Zum abkühlen gab es für mich dann Faun, die ich persönlich nur in bestimmten Momenten wirklich hören mag. Der Auftritt war trotz des Sängerwechsels zwei Wochen vor Auftritt souverän und für Fans der Band sowie Liebhaber der Musik ein Erlebnis.
Nach kurzer Umbaupause war die Ruhe vorbei, denn TANZWUT sorgten für ein feuriges Spektakel. Dass die Besucher der Zitadelle Textsicher sind, konnten sie dann auch gleich beweisen, da wohl vergessen wurde dem Teufel sein Mikro einzuschalten und somit der Anfang von „Ihr wolltet Spaß“, von den Fans gesungen wurde. Für ein Festival war es genau das Richtige. Auferstehung, Vulkan, Lügner, Wächter, Nein Nein und Schattenreiter verfehlten nicht ihre Wirkung. Das Ärzte Cover "Bitte, bitte" blieb an diesem Tag jedoch etwas blass, auch beim Publikum.
Tanzwut
Hitze? Was ist das? Ganz bescheiden war Alea, der Bescheidene, noch nie, und so stolzierte er seinen Mannen auch voran und machte den Berlinern gleich mal klar, dass Saltatio Mortis dem Wetter trotzen werden und nicht daran denken, einen Gang herunter zu schalten. Dem Stand das Publikum in nichts nach, und so hatten die Sanitäter dann zur frühen Nachmittagsstunde schon einiges zu tun, um die Kreisläufe einiger Fans wieder zum Rundlauf zu bewegen. Auch Saltatio greifen bei Festivals gerne auf bewährtes, für gute Laune sorgendes zurück. Sie „traten ein“ um mit „Worten“ dafür zu sorgen, dass „Salome“ erfährt wem die Welt gehört. Zum Abschluss sorgte dann das Volk beim „Spielmannsschwur“ für einen anhaltenden Hintergrundgesang.
Saltatio Mortis
Beachtlich wie fit die Fans an diesem Tag waren, denn die Sonne brannte erbarmungslos, der Staub füllte Lungen und Augen und trotzdem konnte immer noch eine Schippe darauf gelegt werden.
Bei der Letzten Instanz gab’s kaum noch ein halten und das Volk rockte munter mit. Die Bühnenerfahrung der Band war allgegenwärtig zu spüren, und so wurden auch kleine Melodie-Ausrutscher der Fans beim Gesang gekonnt ab - oder aufgefangen.
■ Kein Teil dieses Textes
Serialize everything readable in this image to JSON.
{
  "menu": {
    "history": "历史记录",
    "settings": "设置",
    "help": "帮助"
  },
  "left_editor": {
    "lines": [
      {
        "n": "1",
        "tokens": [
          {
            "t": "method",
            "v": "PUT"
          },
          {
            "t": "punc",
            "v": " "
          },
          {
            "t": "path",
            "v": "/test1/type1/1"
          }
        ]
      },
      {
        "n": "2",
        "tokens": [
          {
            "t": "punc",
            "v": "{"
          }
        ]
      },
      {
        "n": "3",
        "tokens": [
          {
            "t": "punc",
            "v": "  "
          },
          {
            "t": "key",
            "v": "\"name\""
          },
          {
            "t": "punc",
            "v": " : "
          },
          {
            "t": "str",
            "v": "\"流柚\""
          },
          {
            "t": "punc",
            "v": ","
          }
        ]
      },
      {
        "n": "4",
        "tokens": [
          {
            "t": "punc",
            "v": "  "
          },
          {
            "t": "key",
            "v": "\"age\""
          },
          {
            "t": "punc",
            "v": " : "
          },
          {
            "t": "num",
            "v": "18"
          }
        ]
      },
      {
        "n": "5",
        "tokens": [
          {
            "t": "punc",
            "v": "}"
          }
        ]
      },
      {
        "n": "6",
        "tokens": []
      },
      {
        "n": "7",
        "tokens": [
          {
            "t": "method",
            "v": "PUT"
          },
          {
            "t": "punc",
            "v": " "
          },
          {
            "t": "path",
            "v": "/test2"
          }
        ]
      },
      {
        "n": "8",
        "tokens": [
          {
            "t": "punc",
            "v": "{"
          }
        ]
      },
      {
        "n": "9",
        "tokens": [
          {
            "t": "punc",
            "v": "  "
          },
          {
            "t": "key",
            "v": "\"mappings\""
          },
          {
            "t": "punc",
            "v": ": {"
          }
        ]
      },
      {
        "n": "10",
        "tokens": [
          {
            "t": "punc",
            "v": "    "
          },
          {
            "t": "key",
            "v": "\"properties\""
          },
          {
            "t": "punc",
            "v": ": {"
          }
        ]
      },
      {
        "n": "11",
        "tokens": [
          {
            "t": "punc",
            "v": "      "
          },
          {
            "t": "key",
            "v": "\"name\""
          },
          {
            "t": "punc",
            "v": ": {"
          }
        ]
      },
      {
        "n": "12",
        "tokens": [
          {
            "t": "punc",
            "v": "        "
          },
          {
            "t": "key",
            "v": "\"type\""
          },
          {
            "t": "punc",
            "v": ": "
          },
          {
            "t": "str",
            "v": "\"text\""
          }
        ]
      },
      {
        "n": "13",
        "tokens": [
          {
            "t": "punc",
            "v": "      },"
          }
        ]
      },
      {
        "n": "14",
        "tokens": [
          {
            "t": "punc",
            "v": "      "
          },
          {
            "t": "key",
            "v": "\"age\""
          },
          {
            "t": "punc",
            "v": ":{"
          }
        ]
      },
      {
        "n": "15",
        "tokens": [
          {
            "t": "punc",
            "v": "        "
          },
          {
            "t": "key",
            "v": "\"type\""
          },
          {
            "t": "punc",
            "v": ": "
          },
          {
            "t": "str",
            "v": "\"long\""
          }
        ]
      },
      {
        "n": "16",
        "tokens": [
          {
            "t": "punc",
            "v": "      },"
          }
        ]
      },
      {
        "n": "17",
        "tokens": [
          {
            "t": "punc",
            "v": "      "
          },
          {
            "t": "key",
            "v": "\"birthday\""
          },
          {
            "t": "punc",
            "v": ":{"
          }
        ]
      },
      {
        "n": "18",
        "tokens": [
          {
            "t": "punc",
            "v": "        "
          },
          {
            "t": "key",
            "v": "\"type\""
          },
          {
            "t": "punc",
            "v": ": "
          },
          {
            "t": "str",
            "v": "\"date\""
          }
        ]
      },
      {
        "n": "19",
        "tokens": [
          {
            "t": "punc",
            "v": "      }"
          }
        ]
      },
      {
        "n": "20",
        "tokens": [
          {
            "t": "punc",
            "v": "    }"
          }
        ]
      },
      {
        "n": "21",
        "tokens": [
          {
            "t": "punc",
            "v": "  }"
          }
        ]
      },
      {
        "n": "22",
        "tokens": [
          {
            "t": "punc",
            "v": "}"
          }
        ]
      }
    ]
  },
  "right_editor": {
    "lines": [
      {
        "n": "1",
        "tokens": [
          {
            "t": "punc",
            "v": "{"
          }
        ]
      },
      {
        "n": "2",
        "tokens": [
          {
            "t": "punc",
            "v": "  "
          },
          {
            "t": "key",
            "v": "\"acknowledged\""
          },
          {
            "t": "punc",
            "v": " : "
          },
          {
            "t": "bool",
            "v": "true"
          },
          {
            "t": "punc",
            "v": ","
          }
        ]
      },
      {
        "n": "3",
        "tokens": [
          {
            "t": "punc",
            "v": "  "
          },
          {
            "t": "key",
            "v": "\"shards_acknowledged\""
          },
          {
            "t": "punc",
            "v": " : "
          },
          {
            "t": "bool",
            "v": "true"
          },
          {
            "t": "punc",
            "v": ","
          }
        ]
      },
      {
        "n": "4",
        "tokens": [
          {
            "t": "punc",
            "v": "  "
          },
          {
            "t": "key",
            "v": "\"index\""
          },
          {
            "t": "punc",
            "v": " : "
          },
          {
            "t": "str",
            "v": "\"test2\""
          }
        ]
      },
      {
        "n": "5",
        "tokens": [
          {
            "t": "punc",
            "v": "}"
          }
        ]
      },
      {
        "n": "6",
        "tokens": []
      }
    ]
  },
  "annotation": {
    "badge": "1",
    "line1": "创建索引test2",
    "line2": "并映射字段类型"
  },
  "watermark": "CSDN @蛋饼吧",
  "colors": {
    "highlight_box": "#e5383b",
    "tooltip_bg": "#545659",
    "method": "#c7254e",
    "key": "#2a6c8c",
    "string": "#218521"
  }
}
Indem die Band einfach aus "Finsternis" eine Strophe des "Spielmannsschwur" einbaute, um die Fans dann wieder auf ihr Lied zu lenken.
Dass auch hier ein neuer in der Band war, wurde eigentlich erst bemerkt, als er eine Soloeinlage nach gebührender Vorstellung lieferte. David Pätsch (Ex- Blue Man Group und Subway to Sally) fügte sich perfekt in die Band ein.
Letzte Instanz
Wo wir bei der letzten Band sind. Subway to Sally konnten in der Dunkelheit, die sich endlich über das Gelände legte und die Sonne vertrieb, so richtig aufdrehen und die Nacht wieder zum Tag machen.
Mit einer gelungenen Mischung aus alten und neuen Sachen, wie z.B. „Kleid aus Rosen“, passte an diesem Abend genauso gut ins Set wie „Judaskuss“ oder „besser du rennst“. Zum Abschluss gab´s noch einen kleinen Schockmoment für die Fans, als Eric für die Zugabe fragte, ob sie lieber „Sieben“ oder „ Julia und die Räuber“ spielen sollten.
Was für eine blöde Frage! Ein Subway Konzert ohne " Julia"? Das erinnert an Unheilig ohne „sage Ja“. Während der Aachener seine Fans derbe enttäuschte, ließen sich Subway to Sally jedoch nicht lumpen und sorgten so dafür, dass die Fans noch Stunden nach dem Konzert in Berlin IHREN Schlachtgesang "Blut, Blut, Räuber saufen Blut, Raub und Mord und Überfall sind gut, hoch vom Galgen klingt es, hoch vom Galgen klingt es, Raub und Mord und Überfall sind gut!" zum besten gaben und die Berliner in Verwirrung stürzten.
Subway to Sally
Fazit: Die Bodenprobleme wird man in der Zitadelle wohl nie wirklich in den Griff bekommen, aber das Festival an sich, steigert sich von Jahr zu Jahr und gehört schon jetzt zum festen Bestandteil des Festivalsommers.